Au début, il y avait la F.E.N. (Fédération de l’Éducation Nationale) plus connue sous le pseudonyme de « forteresse enseignante ». Puis en 1992, la forteresse s’est écroulée, minée de l’intérieur et assiégée par les non-enseignants…

Sans forteresse, le monde enseignant devenait vulnérable.

Cependant, une idée émise par certains de la F.E.N. de « placer l’élève au centre du système éducatif » subsista et fit son chemin; c’est cette tautologie qui perdure depuis une dizaine d’années dans l’esprit de ceux qui font et défont les politiques éducatives; tautologie car on peut se demander s’il est nécessaire d’affirmer qu’on n’éduque pas des tables ni des chaises dans une salle de classe mais plutôt ceux qui sont derrière les tables et assis sur les chaises !

Si un esprit éclairé avait seulement dit : « l’élève au centre … oui, mais nous voulons dire en réalité : l’élève et son professeur »

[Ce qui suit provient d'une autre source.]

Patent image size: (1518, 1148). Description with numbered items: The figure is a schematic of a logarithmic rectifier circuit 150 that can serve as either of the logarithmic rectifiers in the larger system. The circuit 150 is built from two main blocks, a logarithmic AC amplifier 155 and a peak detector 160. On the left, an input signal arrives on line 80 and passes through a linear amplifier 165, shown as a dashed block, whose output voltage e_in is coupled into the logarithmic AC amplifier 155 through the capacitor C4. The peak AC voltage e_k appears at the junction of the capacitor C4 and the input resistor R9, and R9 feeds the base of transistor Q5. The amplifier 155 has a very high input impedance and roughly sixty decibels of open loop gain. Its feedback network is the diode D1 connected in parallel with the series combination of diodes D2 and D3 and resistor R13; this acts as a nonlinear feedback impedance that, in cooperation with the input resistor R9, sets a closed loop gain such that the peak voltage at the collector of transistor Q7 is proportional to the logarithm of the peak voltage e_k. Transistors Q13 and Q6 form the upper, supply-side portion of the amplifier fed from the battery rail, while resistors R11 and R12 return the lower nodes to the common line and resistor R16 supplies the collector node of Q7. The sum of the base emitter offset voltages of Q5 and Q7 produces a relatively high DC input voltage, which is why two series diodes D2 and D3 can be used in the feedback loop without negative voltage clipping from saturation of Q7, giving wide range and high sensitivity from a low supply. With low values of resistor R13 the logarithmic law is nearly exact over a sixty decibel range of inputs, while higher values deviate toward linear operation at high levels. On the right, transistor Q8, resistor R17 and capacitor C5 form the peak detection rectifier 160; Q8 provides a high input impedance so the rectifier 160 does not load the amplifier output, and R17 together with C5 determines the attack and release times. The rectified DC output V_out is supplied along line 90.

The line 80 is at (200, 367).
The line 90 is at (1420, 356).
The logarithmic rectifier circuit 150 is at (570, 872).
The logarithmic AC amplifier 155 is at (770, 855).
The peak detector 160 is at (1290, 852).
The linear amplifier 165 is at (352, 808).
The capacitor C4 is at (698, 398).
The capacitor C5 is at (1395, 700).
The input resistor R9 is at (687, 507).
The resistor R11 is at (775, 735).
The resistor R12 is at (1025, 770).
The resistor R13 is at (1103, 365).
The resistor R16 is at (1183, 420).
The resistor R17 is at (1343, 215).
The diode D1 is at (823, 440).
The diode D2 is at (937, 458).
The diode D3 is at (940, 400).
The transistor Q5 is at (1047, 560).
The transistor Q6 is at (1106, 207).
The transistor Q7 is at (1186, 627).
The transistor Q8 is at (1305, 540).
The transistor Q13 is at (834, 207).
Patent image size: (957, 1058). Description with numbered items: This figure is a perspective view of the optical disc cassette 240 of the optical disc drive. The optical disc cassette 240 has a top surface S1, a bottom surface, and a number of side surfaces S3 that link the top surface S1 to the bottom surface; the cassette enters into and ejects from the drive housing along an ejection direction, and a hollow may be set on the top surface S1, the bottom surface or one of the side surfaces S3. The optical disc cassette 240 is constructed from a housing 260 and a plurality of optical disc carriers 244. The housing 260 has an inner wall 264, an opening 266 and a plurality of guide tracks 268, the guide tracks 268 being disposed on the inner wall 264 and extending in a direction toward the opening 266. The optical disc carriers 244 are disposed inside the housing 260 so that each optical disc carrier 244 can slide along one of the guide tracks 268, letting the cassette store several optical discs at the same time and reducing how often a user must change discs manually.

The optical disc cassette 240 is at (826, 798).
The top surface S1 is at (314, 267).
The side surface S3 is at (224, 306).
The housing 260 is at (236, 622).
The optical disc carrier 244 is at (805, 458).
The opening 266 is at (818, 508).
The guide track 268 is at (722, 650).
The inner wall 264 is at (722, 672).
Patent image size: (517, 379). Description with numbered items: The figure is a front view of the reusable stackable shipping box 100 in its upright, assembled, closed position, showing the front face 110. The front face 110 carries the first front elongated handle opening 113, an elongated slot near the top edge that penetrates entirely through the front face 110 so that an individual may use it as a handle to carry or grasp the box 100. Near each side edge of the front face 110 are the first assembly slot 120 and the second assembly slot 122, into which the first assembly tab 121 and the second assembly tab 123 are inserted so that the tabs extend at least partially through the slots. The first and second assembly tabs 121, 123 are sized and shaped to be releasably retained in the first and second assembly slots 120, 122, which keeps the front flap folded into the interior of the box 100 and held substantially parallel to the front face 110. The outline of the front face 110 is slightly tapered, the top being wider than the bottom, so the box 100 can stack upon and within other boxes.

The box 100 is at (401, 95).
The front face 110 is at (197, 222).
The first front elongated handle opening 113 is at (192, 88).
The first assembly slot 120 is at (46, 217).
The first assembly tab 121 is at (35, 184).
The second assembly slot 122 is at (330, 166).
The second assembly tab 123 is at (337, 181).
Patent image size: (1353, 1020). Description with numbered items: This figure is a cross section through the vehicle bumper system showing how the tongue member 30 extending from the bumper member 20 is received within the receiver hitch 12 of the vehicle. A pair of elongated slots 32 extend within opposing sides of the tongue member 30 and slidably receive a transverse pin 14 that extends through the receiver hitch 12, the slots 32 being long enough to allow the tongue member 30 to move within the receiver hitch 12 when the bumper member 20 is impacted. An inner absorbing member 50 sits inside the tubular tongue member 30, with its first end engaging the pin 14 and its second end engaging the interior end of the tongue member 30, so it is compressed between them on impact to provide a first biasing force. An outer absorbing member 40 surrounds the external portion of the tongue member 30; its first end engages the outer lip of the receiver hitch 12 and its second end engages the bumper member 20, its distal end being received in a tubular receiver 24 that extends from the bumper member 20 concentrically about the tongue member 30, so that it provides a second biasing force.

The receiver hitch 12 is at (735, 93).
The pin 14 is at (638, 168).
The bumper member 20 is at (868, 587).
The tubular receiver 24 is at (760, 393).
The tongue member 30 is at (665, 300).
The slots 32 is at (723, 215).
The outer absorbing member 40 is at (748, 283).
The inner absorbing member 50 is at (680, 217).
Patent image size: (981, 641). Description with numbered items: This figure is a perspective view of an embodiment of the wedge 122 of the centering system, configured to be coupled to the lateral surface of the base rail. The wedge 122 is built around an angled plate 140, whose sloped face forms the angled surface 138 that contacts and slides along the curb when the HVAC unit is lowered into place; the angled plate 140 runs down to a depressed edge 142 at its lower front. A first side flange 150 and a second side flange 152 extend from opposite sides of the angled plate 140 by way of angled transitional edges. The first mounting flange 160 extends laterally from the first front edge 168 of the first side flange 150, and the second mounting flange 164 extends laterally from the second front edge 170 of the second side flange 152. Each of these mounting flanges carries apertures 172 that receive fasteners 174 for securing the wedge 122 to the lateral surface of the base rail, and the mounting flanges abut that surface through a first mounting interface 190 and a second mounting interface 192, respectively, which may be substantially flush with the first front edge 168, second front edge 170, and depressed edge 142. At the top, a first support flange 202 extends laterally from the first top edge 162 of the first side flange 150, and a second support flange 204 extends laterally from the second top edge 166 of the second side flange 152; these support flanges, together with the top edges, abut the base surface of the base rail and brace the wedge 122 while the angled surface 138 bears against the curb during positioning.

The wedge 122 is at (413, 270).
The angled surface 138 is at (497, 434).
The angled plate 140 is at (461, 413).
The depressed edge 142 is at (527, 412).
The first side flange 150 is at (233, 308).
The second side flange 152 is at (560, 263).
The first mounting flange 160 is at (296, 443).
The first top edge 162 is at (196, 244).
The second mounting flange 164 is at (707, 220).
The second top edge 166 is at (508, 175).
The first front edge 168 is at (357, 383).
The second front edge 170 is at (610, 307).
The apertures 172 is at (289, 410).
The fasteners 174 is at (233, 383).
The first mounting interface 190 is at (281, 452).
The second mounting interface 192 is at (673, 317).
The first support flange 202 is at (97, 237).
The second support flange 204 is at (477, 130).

Il n’y aurait plus tautologie mais épanorthose.

« Et, Panor ! t’oses ?
– Oui ! »

INTERMEDE :

C’est l’histoire de Momo qui se plaint sans cesse à son père de son horrible prof de maths qui le persécute lui et tous les autres de sa classe avec des exercices ardus, des contrôles répétés.

Succombant aux gémissements de son fils, le père décide de prendre rendez-vous avec le prof qui les reçoit lui et Momo :

« – Vous vouliez me voir, qu’est-ce qui vous amène ?
– Eh bien monsieur, voilà, Momo n’en peut plus des maths et moi je n’en peux plus de ses plaintes. Vos cours sont trop durs, vos contrôles sont trop durs, vous-même êtes trop dur : vous traumatisez mon fils ! »

Alors, le prof de maths, s’adressant à Momo : « – Momo, deux et deux, ça fait combien ?

Et Momo de s’écrier : « – Ah ! Tu vois papa, i r’commence !!!! . »

FIN DE L’INTERMEDE.

Plus sérieusement : dans ses Propos de pédagogie, le philosophe Alain, écrivait : « Il faut que l’enfant connaisse le pouvoir qu’il a de se gouverner et d’abord de ne point se croire » (C’est nous qui soulignons) Or, non seulement la « Totologie » fait de l’enfant/de l’élève, un ignorant mais encore un petit tyran.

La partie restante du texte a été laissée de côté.